Measure N is a ballot initiative to repeal the Utility User Tax that all Glendale residents currently pay. If you look at your utility bill, (Water, Power, Gas) You will see a 7% Utility users tax. If you vote Yes on N, the City will be forced to stop charging you the 7% tax that you currently pay. A Yes on N will immediately save you 7% on all your utility bills. That’s $91 per person in your house per year. For a household of 4 that’s a savings of $364.00 per year.
I did not know I can vote to stop paying taxes!
Certain taxes you can vote to stop paying, but the city will never give you that chance by themselves. Once you agree to tax yourself. The city will want to tax you forever. But a group of citizens worked really hard to collect enough signatures (over 1500 signatures) to give you the right to repeal the utility user tax. All that hard work will only come to fruition on June 7, 2016, if you vote Yes on N. By voting Yes on N you tell the city you decide when you want to tax yourself and they should not take your tax money for granted.
I hear the city saying this will hurt city services.
It is unfortunate that the city does not have a proactive can-do attitude on saving the taxpayers money and providing services competitively.

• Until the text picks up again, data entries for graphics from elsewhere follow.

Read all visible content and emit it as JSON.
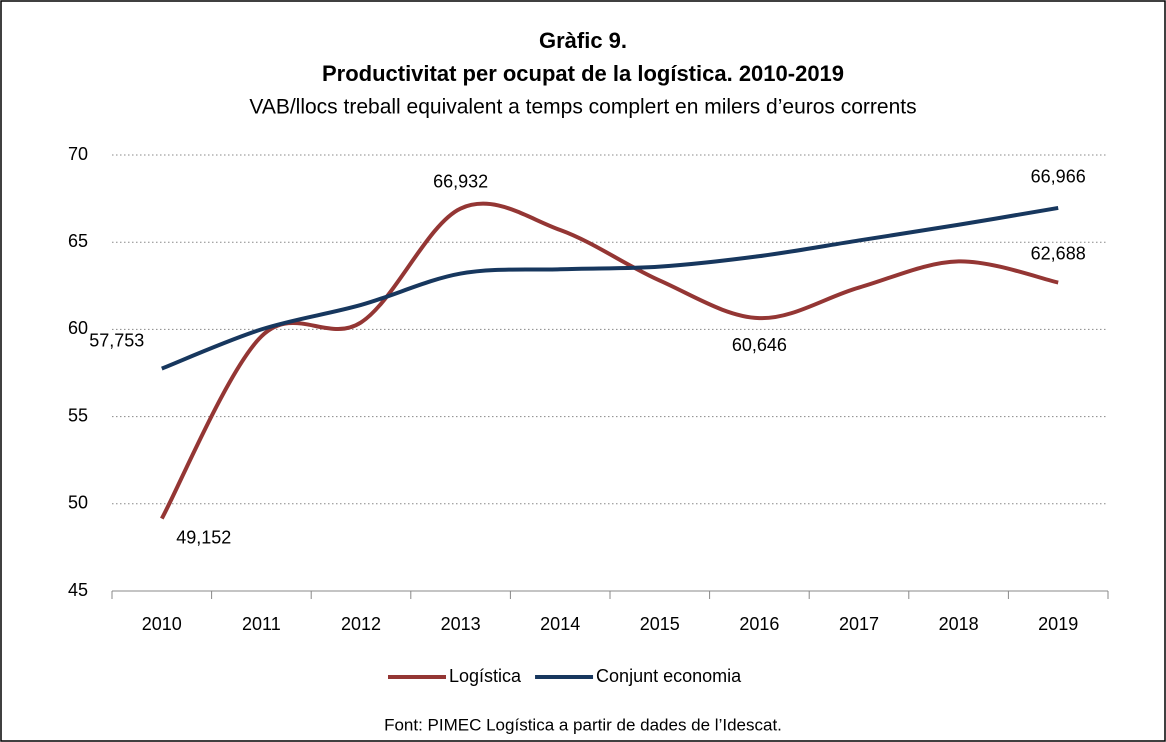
{
  "chart_data": {
    "type": "line",
    "title": "Gràfic 9.",
    "subtitle": "Productivitat per ocupat de la logística. 2010-2019",
    "axis_label": "VAB/llocs treball equivalent a temps complert en milers d’euros corrents",
    "source": "Font: PIMEC Logística a partir de dades de l’Idescat.",
    "categories": [
      "2010",
      "2011",
      "2012",
      "2013",
      "2014",
      "2015",
      "2016",
      "2017",
      "2018",
      "2019"
    ],
    "series": [
      {
        "name": "Logística",
        "color": "#943634",
        "values": [
          49.152,
          59.6,
          60.4,
          66.932,
          65.7,
          62.8,
          60.646,
          62.4,
          63.9,
          62.688
        ],
        "value_labels": [
          "49,152",
          null,
          null,
          "66,932",
          null,
          null,
          "60,646",
          null,
          null,
          "62,688"
        ]
      },
      {
        "name": "Conjunt economia",
        "color": "#17375e",
        "values": [
          57.753,
          60.0,
          61.4,
          63.2,
          63.45,
          63.6,
          64.2,
          65.1,
          66.0,
          66.966
        ],
        "value_labels": [
          "57,753",
          null,
          null,
          null,
          null,
          null,
          null,
          null,
          null,
          "66,966"
        ]
      }
    ],
    "ylim": [
      45,
      70
    ],
    "yticks": [
      45,
      50,
      55,
      60,
      65,
      70
    ],
    "grid": true,
    "legend": "bottom"
  }
}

In any other service industry, you have multiple businesses competing for your business/money by trying to provide more value, better service for less cost. We all know that competition in business is good for consumers because it forces innovation, creative solutions, and choice to the consumer.
The city does not need to compete because you, the tax payer, is a captive customer. It is not forced to innovate or come up with new more efficient solutions. They have a monopoly on you. You can’t just switch cities. So instead of competing to deliver the best service, they tell you if you don’t pay us all we want, we will cut your services. Just like a monopoly will do. So the taxpayer can play the victim and succumb, or can rise up and withhold tax payments. By voting Yes on N, you send a message to the to respect your hard earned tax dollars and demand the city deliver results.
So how do you force city management to compete, innovate and become efficient?
Glendale History teaches us that when forced with budget cuts, Glendale comes thru in flying colors. In 2008 Glendale lost the redevelopment money and as a result cut 406 employees. By 2013 Glendale had approximately 1550 employees when it used to have almost 2000 employees. But time and time again, council members took pride that despite the reduced level of employees, Glendale continued to receive the same level of service. Which brings up the question as to did we have so many excess employees in 2008 in the first place? And how much more excess employees do we still have?
The fact is when the city does not have to compete in providing service, and the taxpayer is a captive customer, there is no incentive to be efficient. The need to compete and innovate to become efficient must be forced upon to test the optimal level of service that can be provided for a given dollar. Otherwise the easy way out is to keep charging the captive customers, that the taxpayer, more and more.
A more recent example of forced innovation and competitiveness is the very recent elimination of retired employee heath benefits. In October 2015, City council eliminated $229 million in unfunded OPEB (Other Post Employment Benefits). Why did the city management and city council decide in 2015 to eliminate the OPEB? Bear in mind that the OPEB kept rising each year from from $109 Million in 2009 to $229 million in 2014. Well in 2016 the Governmental Accounting Standards Board updated the rules requiring unfunded liabilities to be listed as an accounting item on the Comprehensive Annual Financial report. Failure to comply with the new GASB rules will result in Glendale losing $50 million in Federal grants. Listing the unfunded liability on the CAFR will impact how Glendale can borrow money and how much it will have to pay for bonds. (see staff report page 4 middle 2 paragraphs)
So with a strike of the pen, they just eliminated $229 million in unfunded OPEB. It turns out there was no legal requirement for the city to provide all this Other Post Employment Benefits in the first place. It was just a freebie given away to employees at the taxpayer expense. Yet another example that outside force is needed to stimulate change towards efficiency. The city employee’s have a vested interest in maximizing their own benefits at taxpayer expense.
Without external pressure on city management, there is simply no incentive to improve. Taxpayers need to let the city know they expect proactive performance and not last minute damage control. City managements needs to understand that the taxpayers expects the best value. Having consistently failed to deliver, a Yes on N will hold city management accountable to taxpayers and their hard earned money.